| Its interesting that your approach performed worse; I wonder if it could be modified to do better? Interesting. >I think this is for the same reason that all minimax algos assume optimal play by the opponent: if you assume optimal and they play less than so, it can only work in your favor. That doesn't make sense when talking about a random opponent, though. Imagine its chess. You are considering moving a pawn into a position where it can be obviously taken with no cost by the other player, but where, if the other player doesn't take the pawn, you'll get a sure checkmate on the next go. You'd never make that move against an 'intelligent' player (i.e. in a minimax setup).
But you'd definitely consider it against an enemy that moves randomly, because the expected value is so high. This isn't to discount your empirical experience with this game, just to make a more general point. |
Further: the potential for gain (trivial mate against a stupid opponent in a handful of moves) is great. If you are thereby playing for "fastest win over time", taking advantage of random's suboptimality seems sane. In 2048, the bottleneck on your score seems best approximated by how long you survive: pulling stunts won't get you to 2048 all that faster as you need to have worked through enough tiles to arrive at that point: I'd imagine the difference would be at best a tiny fraction of the "required" moves.

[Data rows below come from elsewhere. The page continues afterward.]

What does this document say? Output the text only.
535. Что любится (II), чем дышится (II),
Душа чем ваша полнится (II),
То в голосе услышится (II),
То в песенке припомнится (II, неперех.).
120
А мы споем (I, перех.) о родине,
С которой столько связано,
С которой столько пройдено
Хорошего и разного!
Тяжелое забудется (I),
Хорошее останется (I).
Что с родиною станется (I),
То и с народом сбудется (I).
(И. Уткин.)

Meanwhile, the computer has only a few possible moves, increasing the probability of doing something accidentally optimal. As you approach the end, needing over half the board just for unbuilt path up to 1024 and thereby not having as much scratch space, the probability of it hitting a problematic (even if not "devastating", one that suddenly requires you to reorganize things to "clean up the mess") move seems more more of a problem than when playing chess.
In summary: I just don't think comparing this game to chess is leading to useful intuitions.